Когда и как конкретно велась пропаганда в связи с остракофориями? Следует полагать, что дискредитирующие акции начинались задолго до непосредственного голосования черепками и даже, скорее всего, до вынесения экклесией предварительного решения о проведении остракизма. Собственно, само вынесение такого решения должно было осуществляться в результате того, что общественное мнение было уже готово к подобной акции. Иными словами, какой-то политик (или сразу несколько политиков) представал в глазах сограждан как чрезмерно опасный, а это должно было произойти в результате пропагандистской борьбы. Но основные, наиболее острые стычки в этой сфере, несомненно, имели место именно на промежутке от предварительного голосования до остракофории, тем более что некоторые обстоятельства, как мы сейчас увидим, способствовали этому. Пропаганда наверняка велась всеми возможными способами, как в официальной обстановке[948]
, так и в неофициальной, частной. Особенно подходящей для нее были некоторые сценические мероприятия, о чем следует сказать чуть подробнее.В свете отмеченной выше близости пропаганды и ритуала в полисных условиях весьма ценным представляется наблюдение, сделанное Ш. Бренне[949]

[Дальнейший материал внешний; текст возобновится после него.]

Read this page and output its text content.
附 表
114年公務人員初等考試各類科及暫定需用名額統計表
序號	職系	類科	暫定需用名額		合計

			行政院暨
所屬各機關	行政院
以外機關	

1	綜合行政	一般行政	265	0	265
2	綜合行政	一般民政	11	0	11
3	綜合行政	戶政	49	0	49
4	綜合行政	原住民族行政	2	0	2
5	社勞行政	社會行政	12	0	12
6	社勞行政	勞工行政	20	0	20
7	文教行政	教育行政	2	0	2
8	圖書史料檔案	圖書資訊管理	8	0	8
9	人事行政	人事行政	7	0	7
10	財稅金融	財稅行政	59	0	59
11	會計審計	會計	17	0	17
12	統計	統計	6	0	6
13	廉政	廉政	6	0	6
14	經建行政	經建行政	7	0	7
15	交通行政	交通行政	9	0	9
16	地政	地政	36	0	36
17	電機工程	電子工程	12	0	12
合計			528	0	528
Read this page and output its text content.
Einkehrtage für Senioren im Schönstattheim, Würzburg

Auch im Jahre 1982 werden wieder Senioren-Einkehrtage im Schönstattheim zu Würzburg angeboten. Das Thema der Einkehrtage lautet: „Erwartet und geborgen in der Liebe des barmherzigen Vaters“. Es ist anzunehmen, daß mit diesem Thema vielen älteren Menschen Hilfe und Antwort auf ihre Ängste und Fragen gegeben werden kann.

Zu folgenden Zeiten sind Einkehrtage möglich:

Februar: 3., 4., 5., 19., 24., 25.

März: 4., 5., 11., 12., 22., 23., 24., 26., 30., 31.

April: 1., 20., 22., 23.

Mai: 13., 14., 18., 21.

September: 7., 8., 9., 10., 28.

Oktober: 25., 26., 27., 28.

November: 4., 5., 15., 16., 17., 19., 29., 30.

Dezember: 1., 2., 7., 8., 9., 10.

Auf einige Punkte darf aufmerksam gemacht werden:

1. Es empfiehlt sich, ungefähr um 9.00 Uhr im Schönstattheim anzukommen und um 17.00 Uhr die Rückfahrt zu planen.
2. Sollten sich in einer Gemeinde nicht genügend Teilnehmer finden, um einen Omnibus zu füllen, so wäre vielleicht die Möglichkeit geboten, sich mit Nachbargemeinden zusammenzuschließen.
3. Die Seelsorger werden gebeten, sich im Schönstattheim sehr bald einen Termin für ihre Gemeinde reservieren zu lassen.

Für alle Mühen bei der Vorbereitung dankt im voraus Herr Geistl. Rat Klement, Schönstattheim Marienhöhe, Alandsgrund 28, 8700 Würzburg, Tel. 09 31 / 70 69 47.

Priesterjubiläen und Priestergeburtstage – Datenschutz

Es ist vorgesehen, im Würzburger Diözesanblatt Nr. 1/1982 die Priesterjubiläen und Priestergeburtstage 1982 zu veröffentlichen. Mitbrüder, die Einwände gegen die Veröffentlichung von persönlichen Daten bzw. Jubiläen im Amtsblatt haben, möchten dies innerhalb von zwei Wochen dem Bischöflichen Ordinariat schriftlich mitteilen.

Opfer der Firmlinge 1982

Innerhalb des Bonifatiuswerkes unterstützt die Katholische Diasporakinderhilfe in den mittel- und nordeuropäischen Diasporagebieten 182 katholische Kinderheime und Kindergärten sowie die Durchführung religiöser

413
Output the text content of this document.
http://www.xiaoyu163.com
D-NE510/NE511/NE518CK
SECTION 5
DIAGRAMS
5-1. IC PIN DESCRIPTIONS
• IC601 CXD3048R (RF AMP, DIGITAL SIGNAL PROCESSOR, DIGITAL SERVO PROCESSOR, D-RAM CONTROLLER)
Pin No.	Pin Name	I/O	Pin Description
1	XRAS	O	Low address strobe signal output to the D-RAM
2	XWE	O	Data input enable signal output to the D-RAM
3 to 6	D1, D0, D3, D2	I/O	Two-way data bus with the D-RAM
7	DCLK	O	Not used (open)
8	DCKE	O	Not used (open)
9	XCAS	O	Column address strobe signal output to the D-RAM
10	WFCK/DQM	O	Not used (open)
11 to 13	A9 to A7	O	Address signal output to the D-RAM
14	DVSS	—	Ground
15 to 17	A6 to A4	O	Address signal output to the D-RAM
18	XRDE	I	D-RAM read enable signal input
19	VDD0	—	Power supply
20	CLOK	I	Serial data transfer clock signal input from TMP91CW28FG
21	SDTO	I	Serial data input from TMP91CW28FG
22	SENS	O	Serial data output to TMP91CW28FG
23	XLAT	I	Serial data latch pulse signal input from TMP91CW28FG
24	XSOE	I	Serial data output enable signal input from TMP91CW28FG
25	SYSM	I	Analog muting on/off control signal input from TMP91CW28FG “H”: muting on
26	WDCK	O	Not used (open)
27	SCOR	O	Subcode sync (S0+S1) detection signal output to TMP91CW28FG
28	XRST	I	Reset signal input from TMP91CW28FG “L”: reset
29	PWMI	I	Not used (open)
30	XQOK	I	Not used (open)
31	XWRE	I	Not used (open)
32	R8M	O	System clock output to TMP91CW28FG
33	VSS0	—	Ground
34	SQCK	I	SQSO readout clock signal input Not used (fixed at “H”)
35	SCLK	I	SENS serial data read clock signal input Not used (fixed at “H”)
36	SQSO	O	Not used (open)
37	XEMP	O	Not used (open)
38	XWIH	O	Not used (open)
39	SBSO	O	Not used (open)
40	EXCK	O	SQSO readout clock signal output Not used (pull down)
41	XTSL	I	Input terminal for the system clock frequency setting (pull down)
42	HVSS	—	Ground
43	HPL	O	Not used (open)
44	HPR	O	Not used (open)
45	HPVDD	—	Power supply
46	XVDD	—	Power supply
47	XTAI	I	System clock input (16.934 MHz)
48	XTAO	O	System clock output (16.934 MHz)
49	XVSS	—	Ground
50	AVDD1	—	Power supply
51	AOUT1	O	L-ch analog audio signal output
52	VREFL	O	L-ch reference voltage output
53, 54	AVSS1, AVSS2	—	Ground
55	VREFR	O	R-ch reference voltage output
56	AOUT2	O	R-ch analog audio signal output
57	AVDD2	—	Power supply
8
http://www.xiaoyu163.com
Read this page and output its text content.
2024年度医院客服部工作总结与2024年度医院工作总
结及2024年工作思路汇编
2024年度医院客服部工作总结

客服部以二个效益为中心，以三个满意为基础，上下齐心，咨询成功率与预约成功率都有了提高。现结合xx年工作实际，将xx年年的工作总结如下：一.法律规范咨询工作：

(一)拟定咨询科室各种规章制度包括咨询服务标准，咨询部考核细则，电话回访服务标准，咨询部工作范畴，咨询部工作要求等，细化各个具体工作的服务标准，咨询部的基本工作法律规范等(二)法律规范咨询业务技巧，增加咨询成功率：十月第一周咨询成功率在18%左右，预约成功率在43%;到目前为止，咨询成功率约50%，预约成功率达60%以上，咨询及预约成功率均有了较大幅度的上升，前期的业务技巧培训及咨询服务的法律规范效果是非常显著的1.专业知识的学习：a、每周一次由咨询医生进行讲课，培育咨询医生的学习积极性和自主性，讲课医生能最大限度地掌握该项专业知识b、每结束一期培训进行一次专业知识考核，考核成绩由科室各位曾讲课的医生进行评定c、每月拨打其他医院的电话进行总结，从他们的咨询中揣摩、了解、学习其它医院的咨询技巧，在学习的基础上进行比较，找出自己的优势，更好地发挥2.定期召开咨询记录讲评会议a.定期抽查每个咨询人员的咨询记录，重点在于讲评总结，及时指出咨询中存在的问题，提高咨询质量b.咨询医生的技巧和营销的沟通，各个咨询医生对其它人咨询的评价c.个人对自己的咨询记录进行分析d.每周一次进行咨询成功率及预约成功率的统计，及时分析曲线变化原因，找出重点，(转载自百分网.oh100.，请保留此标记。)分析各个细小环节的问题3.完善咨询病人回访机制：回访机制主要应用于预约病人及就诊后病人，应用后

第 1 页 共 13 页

: в период «избирательной кампании» перед остракизмом в Афинах проходил ряд празднеств дионисийского цикла, которые как раз в наилучшей степени могли быть использованы для пропагандистских выпадов. Речь идет о Малых (Сельских) Дионисиях с их фаллическими песнями, справлявшихся в основном по демам, а также о Ленеях — празднике уже более крупномасштабном, отмечавшемся на общеполисном уровне и сопровождавшемся постановкой комедий. Правда, правильные комедийные агоны на Ленеях (в малом театре) берут начало не ранее, чем в середине V в. до н. э., но до того комические представления проходили прямо на улицах, перед домами. Как комедии, так и фаллические песни активно использовались для политической пропаганды. Запущенные комедиографами с подмостков персональные инвективы, словесные шаржи конкретных граждан затем широко распространялись в полисной среде и могли серьезно влиять на индивидуальные позиции афинян[950].Комедию было тем легче приспособить для инвективы политического характера, что сам этот жанр (это, насколько можно судить, характерно для комедии всех эпох и народов) предполагал использование определенного набора стандартных образов, клише, в рамки которых авторами укладывались персонажи, в том числе и воплощавшие вполне реальных людей. Образы «хвастливого воина», «ученого шарлатана», «скупого старика», «хитрого раба» и т. п. сплошь и рядом находили отражение уже в V в. до н. э., в произведениях Аристофана и комедиографов — его современников (к великому сожалению, от драм таких поэтов, как Кратин, Евполид, Гермипп, Платон Комик и др., дошли лишь фрагменты, но и они дают достаточное понятие о том, что их комедия была насыщена тем же духом, что и аристофановская[951]
). Известные в полисе лица — как политики и полководцы (Перикл, Ламах, Никий, Демосфен), так и деятели культуры (Сократ, Еврипид, Агафон) — изображались в виде таких вот стандартных образов[952]. Шарж, карикатура, как известно, всегда значительно лучше укладывается в память и сознание, нежели реалистический, многомерный портрет.